On a positive note, we arrived a little over an hour early for the appointment. That's where I learned for the first time that kids are not allowed in the Hematology/Oncology department. Which, to be honest, makes total sense to me, but in the moment completely unravels me. Afterall, I am trying so hard to be everything to everyone and this is the last thing I need to hear today. So out to the hall I go with my son and my bag of goodies, leaving mom behind to sit and wait alone.

A good mom always has a bag of goodies. This bag of goodies made for a very well behaved son who consequently became known as the "door man" for opening the door for each and every patient, family member, doctor and nurse that came through. And, he's cute. Yes, I am bragging but one must brag about their son, it's in the job description that comes with the title "Mom".
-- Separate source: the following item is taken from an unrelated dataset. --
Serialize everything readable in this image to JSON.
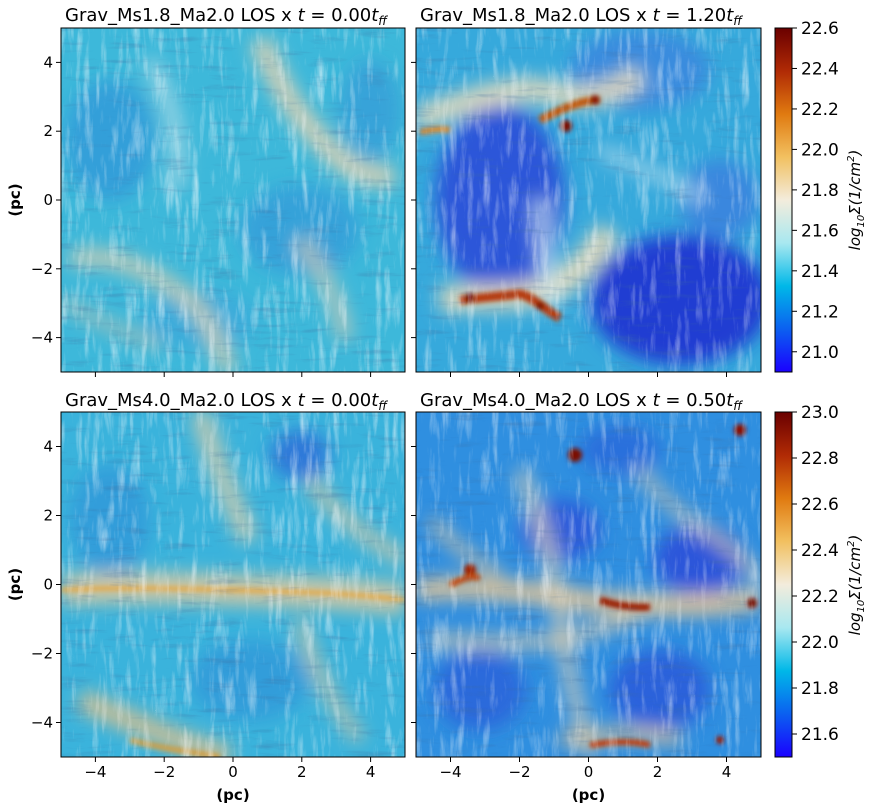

Despite being early, the doctor is late. That's always the way isn't it. However, they are so kind and thorough it's really very difficult to be angry once your in the room with them chatting. And then the news arrives that we've been waiting for! Mom has had just one week of Xeloda, and now she is finishing up her off week. Things are OPTIMISTIC!

Did the Doctor just say the "O" word. Is that a smile on my face? On mom's face? 

Indeed she did, followed  by her CBC was GOOD, her counts are slightly up and her kidney functions are good and her LD-something good too! All optimistic...there's that word again!!! Doc went on to say these are all signs that Xeloda may be a good fit for mom's disease make up.

That means we continue, a week on Chemo, a week off and switch to monthly visits that coincide with her Zomeda injections. Although we have another follow up in two weeks with the radiation oncologist followed  by ortho-oncologist a few days later...maybe spring will have sprung by our next meeting with mom's oncology team on April 8th...which is a good day for great things, it's the day her first grandchild was born, my God Son, JT. Follow up scans Will be 4 months it from February 22 (chemo start date).

Oh and speaking of birthdays,  little Love who was ever the big boy today turns 4 tomorrow. I ask blessed. Night All, keep the prayers and well wishes coming.